Londres, 27 abr (EFE).- El cineasta Ken Loach, que hace campaña en las elecciones británicas del 7 de mayo a favor de una nueva formación de izquierdas, cree en una entrevista con Efe que «Podemos y Syriza deben ser un estandarte para toda la izquierda europea».

Loach, de 78 años, fundó Unidad de Izquierdas en 2013, y en estas elecciones el partido presenta en colaboración con TUSC, una alianza de socialistas y sindicalistas, unos 160 candidatos en todo el Reino Unido, con el objetivo de sentar las bases de un movimiento progresista para el futuro.

Para el autor de «Tierra y Libertad», el ejemplo de Podemos en España y Syriza en Grecia puede inspirar a una nueva generación de electores desencantada con las políticas parecidas de los partidos tradicionales.

«Es importante que Podemos y Syriza sean un estandarte para toda la izquierda europea, y los partidos progresistas deben apoyarlos», declara a Efe antes de un mitin de su formación en el este de Londres.

«Lo que también necesitamos es que Syriza obtenga logros reales en Grecia, aunque (la canciller alemana Angela) Merkel y la Unión Europea se lo están poniendo difícil», reflexiona el director.

«La izquierda europea debe apoyar a Syriza», advierte.

En el caso de Podemos, el creador de «Kes» y «Lloviendo piedras» alaba su sorprendente avance y cree que debe emplear su influencia para exportar la corriente contra la austeridad.

«Si Podemos gana en España, debe virar Europa a la izquierda», subraya, en alusión a las elecciones españolas previstas para finales de año.

Loach reconoce que la situación en Grecia y España, donde la recesión ha sido más profunda, es diferente de la de su país, donde, a pesar del severo recorte de los servicios públicos y prestaciones sociales, el crecimiento económico parece haber reducido el clamor por desafiar el sistema.

No obstante, aunque el sistema electoral británico, sin representación proporcional, favorece a los grandes partidos e impedirá a Unidad de Izquierdas-TUSC sacar escaños, el director valora que vale la pena concurrir, «porque después de los comicios los votantes serán la base de una nueva corriente política que rete al poder establecido».

Otra razón para armar ruido en la cita del 7 de mayo, de la que, según los sondeos, es improbable que salga un Gobierno mayoritario, es «presionar al Partido Laborista de Ed Miliband para que deje de mirar a la derecha», añade el cineasta, cuyas películas suelen abordar temas políticos y sociales.

Loach conversa con Efe antes de participar en un mitin sobre la crisis de la vivienda junto a uno de los candidatos de la formación que promueve, Glyn Robbins, que se presenta en la circunscripción de Bethnal Green.

Gente de todas las edades, razas y religiones se congregan en un centro cívico para debatir alternativas a los recortes, rodeados de carteles que proclaman «Detengamos las subidas de los alquileres» o «Culpad a los banqueros, no a los inmigrantes».

Con voz suave y afable, el creador de «El Viento que agita la cebada» insta a luchar «contra la pobreza y la privatización de los servicios públicos» y para defender «a los más vulnerables» y frenar «los ataques a la clase trabajadora».

Robbins, que, si saliera elegido, se compromete a «no cobrar más que un obrero», dice a los presentes que los recortes son evitables, pues «sí hay dinero para sufragar submarinos de disuasión nuclear innecesarios e intervenciones militares en el extranjero».

En declaraciones a Efe, este candidato explica que la izquierda británica está frustrada por la falta de combatividad del Laborismo, cuyas propuestas cada vez se diferencian menos de las conservadoras en su intento por captar al votante de centro.

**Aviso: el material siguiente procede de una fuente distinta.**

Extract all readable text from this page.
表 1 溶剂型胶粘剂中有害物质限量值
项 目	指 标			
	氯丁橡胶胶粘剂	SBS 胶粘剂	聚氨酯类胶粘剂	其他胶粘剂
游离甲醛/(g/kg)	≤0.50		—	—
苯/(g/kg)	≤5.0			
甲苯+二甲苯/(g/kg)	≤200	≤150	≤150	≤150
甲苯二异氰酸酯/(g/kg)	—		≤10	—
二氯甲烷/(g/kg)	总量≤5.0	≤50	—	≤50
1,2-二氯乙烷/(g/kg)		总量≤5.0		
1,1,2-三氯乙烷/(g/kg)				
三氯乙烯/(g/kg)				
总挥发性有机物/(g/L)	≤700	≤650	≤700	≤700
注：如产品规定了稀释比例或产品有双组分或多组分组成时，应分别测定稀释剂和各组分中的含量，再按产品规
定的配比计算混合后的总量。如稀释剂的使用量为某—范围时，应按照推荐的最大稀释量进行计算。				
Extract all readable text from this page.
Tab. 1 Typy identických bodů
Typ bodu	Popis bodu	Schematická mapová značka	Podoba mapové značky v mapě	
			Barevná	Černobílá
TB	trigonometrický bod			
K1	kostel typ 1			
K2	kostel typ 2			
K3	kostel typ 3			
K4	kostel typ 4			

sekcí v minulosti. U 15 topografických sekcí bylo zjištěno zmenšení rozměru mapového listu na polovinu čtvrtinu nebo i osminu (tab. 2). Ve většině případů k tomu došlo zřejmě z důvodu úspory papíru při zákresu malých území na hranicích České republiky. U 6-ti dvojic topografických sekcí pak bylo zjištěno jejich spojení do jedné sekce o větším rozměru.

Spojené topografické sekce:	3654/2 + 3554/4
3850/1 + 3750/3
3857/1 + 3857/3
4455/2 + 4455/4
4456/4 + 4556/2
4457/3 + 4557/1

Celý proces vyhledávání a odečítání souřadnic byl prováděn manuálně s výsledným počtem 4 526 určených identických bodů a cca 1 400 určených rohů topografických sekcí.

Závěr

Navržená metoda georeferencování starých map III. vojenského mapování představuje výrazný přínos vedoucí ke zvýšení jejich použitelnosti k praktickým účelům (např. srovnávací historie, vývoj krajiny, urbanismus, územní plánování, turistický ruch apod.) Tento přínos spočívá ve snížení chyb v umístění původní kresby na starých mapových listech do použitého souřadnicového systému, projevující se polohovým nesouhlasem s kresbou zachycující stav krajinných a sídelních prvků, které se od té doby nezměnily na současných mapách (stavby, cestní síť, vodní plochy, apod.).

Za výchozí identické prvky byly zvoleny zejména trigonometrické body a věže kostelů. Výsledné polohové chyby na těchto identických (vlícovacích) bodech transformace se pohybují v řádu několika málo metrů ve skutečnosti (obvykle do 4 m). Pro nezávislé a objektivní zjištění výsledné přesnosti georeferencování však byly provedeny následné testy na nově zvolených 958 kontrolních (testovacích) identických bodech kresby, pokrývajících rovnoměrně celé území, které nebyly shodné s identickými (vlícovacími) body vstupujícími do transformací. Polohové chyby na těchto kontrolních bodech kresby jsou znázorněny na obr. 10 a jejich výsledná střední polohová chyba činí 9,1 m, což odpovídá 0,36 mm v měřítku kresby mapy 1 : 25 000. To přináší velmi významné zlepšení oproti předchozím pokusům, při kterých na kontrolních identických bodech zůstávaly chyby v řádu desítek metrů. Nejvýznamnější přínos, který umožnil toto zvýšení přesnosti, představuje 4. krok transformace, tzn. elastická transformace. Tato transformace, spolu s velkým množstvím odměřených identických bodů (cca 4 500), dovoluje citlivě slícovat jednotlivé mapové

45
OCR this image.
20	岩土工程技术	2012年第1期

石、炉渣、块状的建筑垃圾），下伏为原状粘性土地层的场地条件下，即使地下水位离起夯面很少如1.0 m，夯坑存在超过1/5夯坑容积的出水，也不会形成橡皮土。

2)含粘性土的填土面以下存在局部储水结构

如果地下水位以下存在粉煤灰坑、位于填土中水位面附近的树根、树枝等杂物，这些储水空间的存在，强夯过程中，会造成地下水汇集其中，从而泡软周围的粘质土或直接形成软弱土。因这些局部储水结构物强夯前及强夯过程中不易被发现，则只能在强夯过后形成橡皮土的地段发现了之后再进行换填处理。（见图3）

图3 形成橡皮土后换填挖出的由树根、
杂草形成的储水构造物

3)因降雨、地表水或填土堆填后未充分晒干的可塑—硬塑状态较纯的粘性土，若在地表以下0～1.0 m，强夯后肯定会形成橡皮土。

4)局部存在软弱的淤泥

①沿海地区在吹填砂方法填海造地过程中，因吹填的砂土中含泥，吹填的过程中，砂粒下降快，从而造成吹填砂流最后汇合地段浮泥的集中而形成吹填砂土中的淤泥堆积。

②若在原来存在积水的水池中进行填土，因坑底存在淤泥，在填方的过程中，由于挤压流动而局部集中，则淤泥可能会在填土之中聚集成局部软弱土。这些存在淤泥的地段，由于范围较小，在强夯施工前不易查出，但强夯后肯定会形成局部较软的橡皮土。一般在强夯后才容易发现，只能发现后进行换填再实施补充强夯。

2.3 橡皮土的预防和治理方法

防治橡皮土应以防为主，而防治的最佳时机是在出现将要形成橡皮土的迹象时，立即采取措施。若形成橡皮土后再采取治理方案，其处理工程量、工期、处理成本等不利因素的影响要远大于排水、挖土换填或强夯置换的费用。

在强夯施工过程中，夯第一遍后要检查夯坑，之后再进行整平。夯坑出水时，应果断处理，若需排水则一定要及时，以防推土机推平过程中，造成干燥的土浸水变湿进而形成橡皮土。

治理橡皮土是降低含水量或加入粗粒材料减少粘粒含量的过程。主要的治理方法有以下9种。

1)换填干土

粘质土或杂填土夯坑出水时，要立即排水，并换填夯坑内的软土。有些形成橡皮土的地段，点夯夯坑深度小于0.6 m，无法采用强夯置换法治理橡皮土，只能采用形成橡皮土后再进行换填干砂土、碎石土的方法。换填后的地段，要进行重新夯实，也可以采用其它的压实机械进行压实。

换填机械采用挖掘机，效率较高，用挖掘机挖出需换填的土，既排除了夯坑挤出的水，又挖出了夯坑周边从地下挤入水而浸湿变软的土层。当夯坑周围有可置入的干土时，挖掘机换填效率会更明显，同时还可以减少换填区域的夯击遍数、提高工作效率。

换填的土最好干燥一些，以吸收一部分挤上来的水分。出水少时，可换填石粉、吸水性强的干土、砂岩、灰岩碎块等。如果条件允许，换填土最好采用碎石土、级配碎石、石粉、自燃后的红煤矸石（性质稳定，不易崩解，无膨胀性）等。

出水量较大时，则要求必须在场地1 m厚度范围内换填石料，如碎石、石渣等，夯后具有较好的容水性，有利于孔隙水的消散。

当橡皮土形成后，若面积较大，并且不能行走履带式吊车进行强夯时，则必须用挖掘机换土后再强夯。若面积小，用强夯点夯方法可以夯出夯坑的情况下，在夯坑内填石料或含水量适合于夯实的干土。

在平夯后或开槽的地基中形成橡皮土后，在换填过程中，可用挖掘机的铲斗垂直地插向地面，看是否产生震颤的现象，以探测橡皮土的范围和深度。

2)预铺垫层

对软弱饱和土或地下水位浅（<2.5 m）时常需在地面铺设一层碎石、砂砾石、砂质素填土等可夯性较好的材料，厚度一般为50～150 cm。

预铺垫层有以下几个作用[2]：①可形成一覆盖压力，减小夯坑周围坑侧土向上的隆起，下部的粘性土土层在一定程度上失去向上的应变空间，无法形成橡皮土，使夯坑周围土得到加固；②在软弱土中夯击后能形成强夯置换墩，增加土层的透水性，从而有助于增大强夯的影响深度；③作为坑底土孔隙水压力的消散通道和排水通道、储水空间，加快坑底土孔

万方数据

«Sin embargo, mientras los principales sindicatos (que fundaron el Partido Laborista a finales del siglo XIX) les sigan apoyando y financiando, será un reto construir un movimiento alternativo que represente a la clase trabajadora».

El sistema electoral británico, en que gana en cada circunscripción el candidato con más votos y a nivel nacional el partido con más escaños, favorece el bipartidismo de laboristas y «tories», si bien en estas elecciones la inusual fragmentación del voto significa que ninguno obtendrá la mayoría absoluta.

Si se consolida la progresión de las formaciones minoritarias, «es posible que se reabra el debate sobre la necesidad de un sistema de representación proporcional del sufragio», dice Loach, con lo que la izquierda que abandera tendría opciones reales de llegar al Parlamento.